The MTA would love to make an almost three-year-old ballot question the justification for every political issue in education — from their quest for irresponsible trickle-down, blank check education funding to an excuse to kill every charter public school in the Commonwealth. There seems to be no end to their quest to halt any progressive education policy that could get in the way of tightening their death grip on the mediocrity that serves as an express lane into the school-to-prison pipeline for our students.

And make no mistake, the constant MTA obstructionism to block any kind of innovation in education — from charter public schools to innovation zones to help struggling district public schools in need of intervention to even asking for accountability around how education funding is spent — is anything but progressive. It’s the height of regressivism.

But what is most painful for parents is the audacity on the part of the teachers unions to lecture the rest of us on the morality of their position while they block new ideas, approaches, and compromises. Instead, they attempt to force parents to accept an educational system that keeps our children mired in poverty as the result of their unwillingness to change and evolve to meet the needs of our communities.

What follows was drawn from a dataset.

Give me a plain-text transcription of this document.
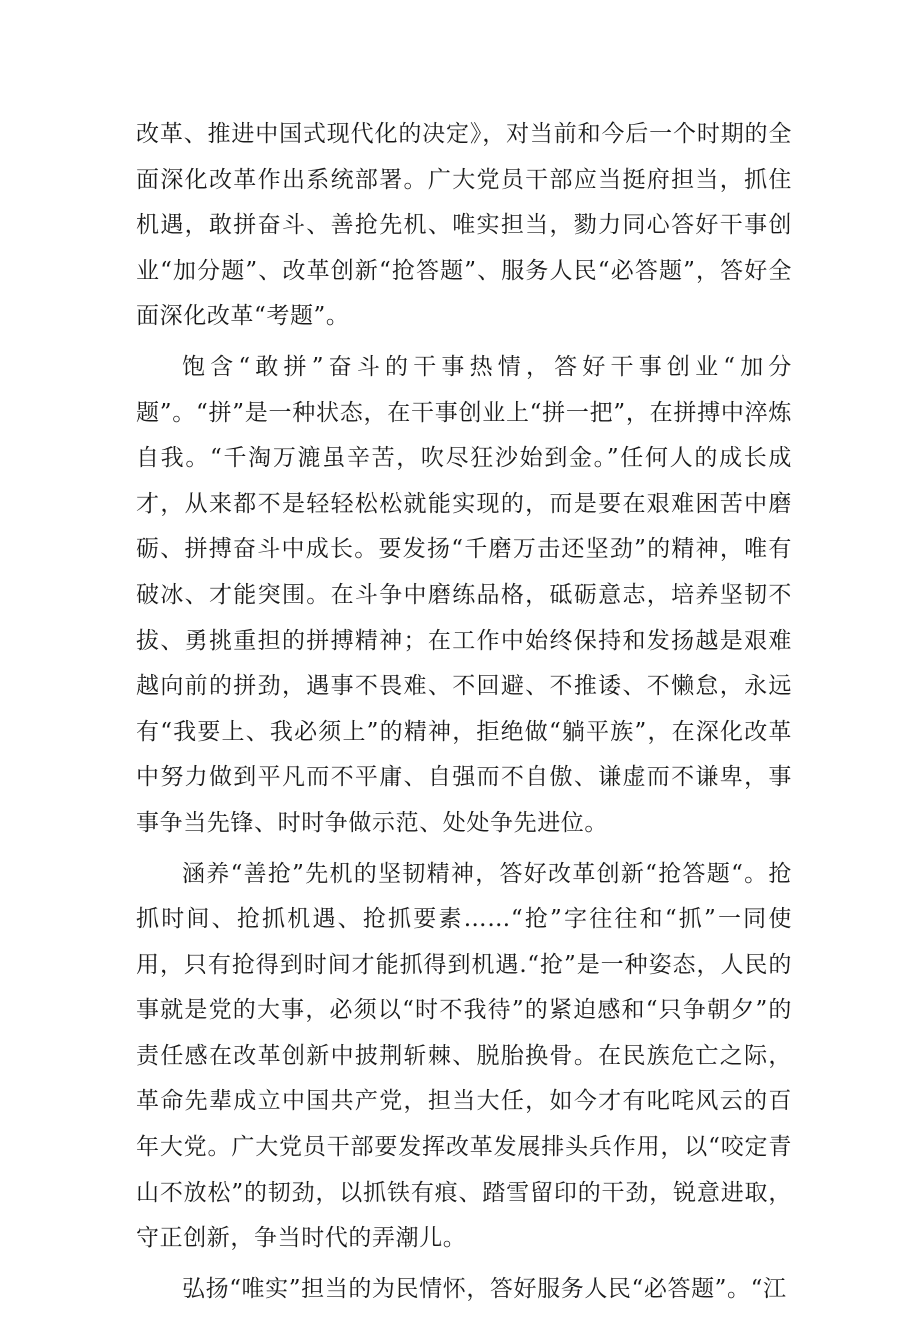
改革、推进中国式现代化的决定》，对当前和今后一个时期的全面深化改革作出系统部署。广大党员干部应当挺府担当，抓住机遇，敢拼奋斗、善抢先机、唯实担当，勠力同心答好干事创业“加分题”、改革创新“抢答题”、服务人民“必答题”，答好全面深化改革“考题”。

饱含“敢拼”奋斗的干事热情，答好干事创业“加分题”。“拼”是一种状态，在干事创业上“拼一把”，在拼搏中淬炼自我。“千淘万漉虽辛苦，吹尽狂沙始到金。”任何人的成长成才，从来都不是轻轻松松就能实现的，而是要在艰难困苦中磨砺、拼搏奋斗中成长。要发扬“千磨万击还坚劲”的精神，唯有破冰、才能突围。在斗争中磨练品格，砥砺意志，培养坚韧不拔、勇挑重担的拼搏精神；在工作中始终保持和发扬越是艰难越向前的拼劲，遇事不畏难、不回避、不推诿、不懒怠，永远有“我要上、我必须上”的精神，拒绝做“躺平族”，在深化改革中努力做到平凡而不平庸、自强而不自傲、谦虚而不谦卑，事事争当先锋、时时争做示范、处处争先进位。

涵养“善抢”先机的坚韧精神，答好改革创新“抢答题“。抢抓时间、抢抓机遇、抢抓要素……“抢”字往往和“抓”一同使用，只有抢得到时间才能抓得到机遇.“抢”是一种姿态，人民的事就是党的大事，必须以“时不我待”的紧迫感和“只争朝夕”的责任感在改革创新中披荆斩棘、脱胎换骨。在民族危亡之际，革命先辈成立中国共产党，担当大任，如今才有叱咤风云的百年大党。广大党员干部要发挥改革发展排头兵作用，以“咬定青山不放松”的韧劲，以抓铁有痕、踏雪留印的干劲，锐意进取，守正创新，争当时代的弄潮儿。

弘扬“唯实”担当的为民情怀，答好服务人民“必答题”。“江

Last week, the New Bedford chapter of Massachusetts Parents United held a press conference at the shuttered Kempton School, which was to be the site of the new Alma del Mar campus, in an effort to make sure that parents and students impacted directly were heard in this process.

Rosa showed up at the event only to be confronted by actual children and families who have to deal with the consequences of the compromise proposal being killed. He heard directly from furious mothers and fathers who were literally crying at the thought of being forced to send their children to a district school in state receivership

Imagine being a parent of a kindergartner who would be forced to attend an underperforming school and watching some special interest group that has decided to make your neighborhood ground zero in their political turf wars.

Who is listening to our parents’ voices? As one parent at the event noted, kids are only school-aged for a finite number of years. How can we, in good conscience, ask families to wait for change they know may never come? How long will we deny parents the agency to choose a better future for their children?

Now that’s what I call immoral.

Keri Rodrigues is the founder of Massachusetts Parents United, the largest urban parent advocacy organization in the Commonwealth.